—Deux dames, revenant je ne sais d'où, passaient de nuit dans un certain village des environs de Cologne. Elles rencontrèrent un jeune laquais, d'une mine fort agréable, qui prit par la main la plus lubrique de ces dames, et la serra bien amoureusement.—Laissez-moi, dit la dame, en retirant sa main, je suis pressée… L'aimable laquais s'éloigna docilement. Mais la dame commença à se trouver mal.—C'est singulier, dit-elle à son amie; ce jeune homme m'a serré la main, et j'ai senti tout à coup une faiblesse de cœur inconcevable. Il me regardait si amoureusement; il avait les yeux si effrontés… Je n'y conçois rien… Ce qu'il y a de plus épouvantable, c'est que cette dame rentra chez elle, et mourut quelque temps après. Le docte et judicieux Cæsarius conclut sagement de là, que le laquais égrillard ne pouvait être que le Diable, qui tua cette femme en lui serrant la main[140].

[140] Miraculorum illustr., lib. V, cap. 31.
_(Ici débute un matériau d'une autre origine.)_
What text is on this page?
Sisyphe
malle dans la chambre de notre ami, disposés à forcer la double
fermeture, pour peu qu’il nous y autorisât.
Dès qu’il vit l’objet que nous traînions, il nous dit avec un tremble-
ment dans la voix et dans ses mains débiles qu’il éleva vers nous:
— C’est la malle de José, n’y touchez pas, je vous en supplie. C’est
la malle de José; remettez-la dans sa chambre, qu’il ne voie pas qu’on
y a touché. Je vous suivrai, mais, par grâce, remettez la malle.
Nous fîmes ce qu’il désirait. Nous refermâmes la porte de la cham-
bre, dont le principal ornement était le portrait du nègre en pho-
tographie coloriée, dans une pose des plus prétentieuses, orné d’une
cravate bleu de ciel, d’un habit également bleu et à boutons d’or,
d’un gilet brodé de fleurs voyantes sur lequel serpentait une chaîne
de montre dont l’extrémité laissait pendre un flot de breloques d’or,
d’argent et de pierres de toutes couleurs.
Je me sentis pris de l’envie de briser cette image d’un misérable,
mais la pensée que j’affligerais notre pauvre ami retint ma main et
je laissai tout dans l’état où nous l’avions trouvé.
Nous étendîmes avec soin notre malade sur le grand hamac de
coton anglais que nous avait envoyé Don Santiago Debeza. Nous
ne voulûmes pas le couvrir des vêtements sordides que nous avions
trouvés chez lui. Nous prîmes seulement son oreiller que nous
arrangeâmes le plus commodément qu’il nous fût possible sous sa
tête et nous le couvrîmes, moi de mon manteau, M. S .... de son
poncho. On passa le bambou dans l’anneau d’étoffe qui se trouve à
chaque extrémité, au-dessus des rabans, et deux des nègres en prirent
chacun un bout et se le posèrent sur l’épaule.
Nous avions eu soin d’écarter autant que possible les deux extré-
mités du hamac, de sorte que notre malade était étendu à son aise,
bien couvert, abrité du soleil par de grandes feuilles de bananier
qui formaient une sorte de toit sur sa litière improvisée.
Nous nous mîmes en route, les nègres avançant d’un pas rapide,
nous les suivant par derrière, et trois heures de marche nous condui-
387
—Il y a des joueurs qui se ruinent, se désespèrent, et disparaissent un beau jour sans qu'on sache ce qu'ils sont devenus. Il y en a d'autres à qui le Diable veut bien épargner ces dernières peines. Un militaire allemand avait une si grande passion pour le jeu de dés, qu'il n'en reposait ni le jour ni la nuit. Il ne sortait jamais qu'avec ses dés et sa bourse, et proposait une partie de jeu à tous ceux qu'il rencontrait. Au reste, son bonheur égalait son adresse, et il était difficile de ne pas perdre avec lui. Un joueur inconnu entra un jour dans sa maison, portant sous son bras un sac plein d'or, et lui offrit de jouer quelques parties.
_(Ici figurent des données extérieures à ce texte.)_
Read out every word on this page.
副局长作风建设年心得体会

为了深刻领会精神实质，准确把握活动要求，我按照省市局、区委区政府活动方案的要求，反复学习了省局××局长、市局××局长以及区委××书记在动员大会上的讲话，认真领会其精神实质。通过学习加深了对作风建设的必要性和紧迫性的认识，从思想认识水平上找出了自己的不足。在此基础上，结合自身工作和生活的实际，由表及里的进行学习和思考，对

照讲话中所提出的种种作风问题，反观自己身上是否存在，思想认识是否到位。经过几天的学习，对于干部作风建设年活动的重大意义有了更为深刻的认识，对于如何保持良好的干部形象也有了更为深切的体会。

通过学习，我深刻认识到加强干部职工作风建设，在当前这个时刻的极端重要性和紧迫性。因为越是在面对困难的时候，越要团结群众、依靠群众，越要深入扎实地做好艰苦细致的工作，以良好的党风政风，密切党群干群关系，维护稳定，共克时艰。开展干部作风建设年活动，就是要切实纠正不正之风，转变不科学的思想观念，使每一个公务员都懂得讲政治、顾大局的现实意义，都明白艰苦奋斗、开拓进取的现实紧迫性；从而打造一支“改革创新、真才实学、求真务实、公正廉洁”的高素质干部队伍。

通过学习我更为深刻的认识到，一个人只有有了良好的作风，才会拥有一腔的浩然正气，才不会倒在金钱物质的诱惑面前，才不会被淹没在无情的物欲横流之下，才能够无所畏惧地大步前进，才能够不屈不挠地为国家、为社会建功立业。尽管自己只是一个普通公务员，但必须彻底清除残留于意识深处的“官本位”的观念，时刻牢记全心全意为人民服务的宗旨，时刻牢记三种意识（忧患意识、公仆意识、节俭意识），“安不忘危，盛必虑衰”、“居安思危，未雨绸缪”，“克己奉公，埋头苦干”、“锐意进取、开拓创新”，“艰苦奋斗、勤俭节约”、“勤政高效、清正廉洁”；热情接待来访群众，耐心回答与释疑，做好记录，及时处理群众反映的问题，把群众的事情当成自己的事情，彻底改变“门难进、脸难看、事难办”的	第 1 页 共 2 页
La table fut bientôt dressée, l'argent en jeu, et les dés en mouvement. L'inconnu gagna tous les hasards. Le militaire, n'ayant plus rien à perdre, s'écria avec colère:—Est-ce que tu serais le Diable?…—C'est assez cela, répondit l'étranger, en changeant de forme; mais il est bientôt jour; il faut partir… En même temps, le Diable prit le soldat allemand, et l'emporta par la cheminée. Personne ne fut témoin de toutes ces choses; mais on les devina facilement, puisqu'on ne revit plus l'intrépide joueur, et qu'on ne sut jamais où il avait passé[141].
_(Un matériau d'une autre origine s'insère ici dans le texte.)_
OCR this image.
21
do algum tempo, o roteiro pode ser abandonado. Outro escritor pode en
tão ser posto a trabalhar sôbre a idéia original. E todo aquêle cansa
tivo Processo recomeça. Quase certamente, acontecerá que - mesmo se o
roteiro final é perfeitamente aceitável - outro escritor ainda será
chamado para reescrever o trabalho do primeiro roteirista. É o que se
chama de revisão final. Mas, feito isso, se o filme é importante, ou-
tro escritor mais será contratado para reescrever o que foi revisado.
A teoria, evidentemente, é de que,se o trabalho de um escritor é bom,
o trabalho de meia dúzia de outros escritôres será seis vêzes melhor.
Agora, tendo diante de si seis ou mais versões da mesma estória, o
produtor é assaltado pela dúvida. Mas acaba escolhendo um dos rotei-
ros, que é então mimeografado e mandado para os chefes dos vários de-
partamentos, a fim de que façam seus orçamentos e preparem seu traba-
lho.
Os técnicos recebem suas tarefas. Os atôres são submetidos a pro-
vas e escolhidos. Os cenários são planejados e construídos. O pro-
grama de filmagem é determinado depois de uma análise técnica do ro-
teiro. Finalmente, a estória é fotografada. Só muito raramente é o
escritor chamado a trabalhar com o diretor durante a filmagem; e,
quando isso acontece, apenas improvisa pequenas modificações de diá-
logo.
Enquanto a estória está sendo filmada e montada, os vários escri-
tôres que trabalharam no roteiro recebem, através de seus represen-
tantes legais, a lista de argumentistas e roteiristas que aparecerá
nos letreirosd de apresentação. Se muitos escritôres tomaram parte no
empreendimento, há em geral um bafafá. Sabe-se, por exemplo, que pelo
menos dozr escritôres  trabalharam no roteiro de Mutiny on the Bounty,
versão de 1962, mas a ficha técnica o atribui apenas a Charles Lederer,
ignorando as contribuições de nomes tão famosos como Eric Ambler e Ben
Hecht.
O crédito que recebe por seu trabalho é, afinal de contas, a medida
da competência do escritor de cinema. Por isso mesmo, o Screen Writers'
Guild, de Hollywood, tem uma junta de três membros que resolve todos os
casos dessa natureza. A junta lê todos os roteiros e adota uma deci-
[141] Cæsarius idem. Miracul., lib. V, cap. 34. Une grande partie de ce chapitre pourrait convenir au chapitre de ceux qui ont eu le cou tordu par le Diable, etc.; mais la kirielle en serait alors trop longue.

—Il y a encore de ces fautes conjugales, que le Diable est spécialement chargé de punir. Une jeune dame, nouvellement mariée, fut invitée d'assister à la dédicace de l'église de saint Sébastien, dans une ville d'Italie que la légende ne nomme pas. Elle promit de s'y rendre, et de se préparer, par des mortifications, à bien célébrer ce grand jour. Mais la veille de la fête, elle fut tellement tourmentée par les aiguillons de la chair, qu'elle ne put se passer des caresses de son mari, avec qui elle couchait depuis peu de temps; et, le matin, elle sortit de sa maison pour se rendre à l'oratoire, où étaient déposées les reliques de saint Sébastien.

Aussitôt qu'elle y entra, le Diable s'empara d'elle et se mit à la tourmenter devant tout le peuple. Un bon prêtre, dans l'intention de prévenir le scandale, saisit à la hâte le drap qui couvrait l'autel, et voulut en envelopper cette pauvre dame; mais le Diable, qui ne devait point être gêné dans ses fonctions, entra aussi dans le corps du prêtre; et voilà un second possédé!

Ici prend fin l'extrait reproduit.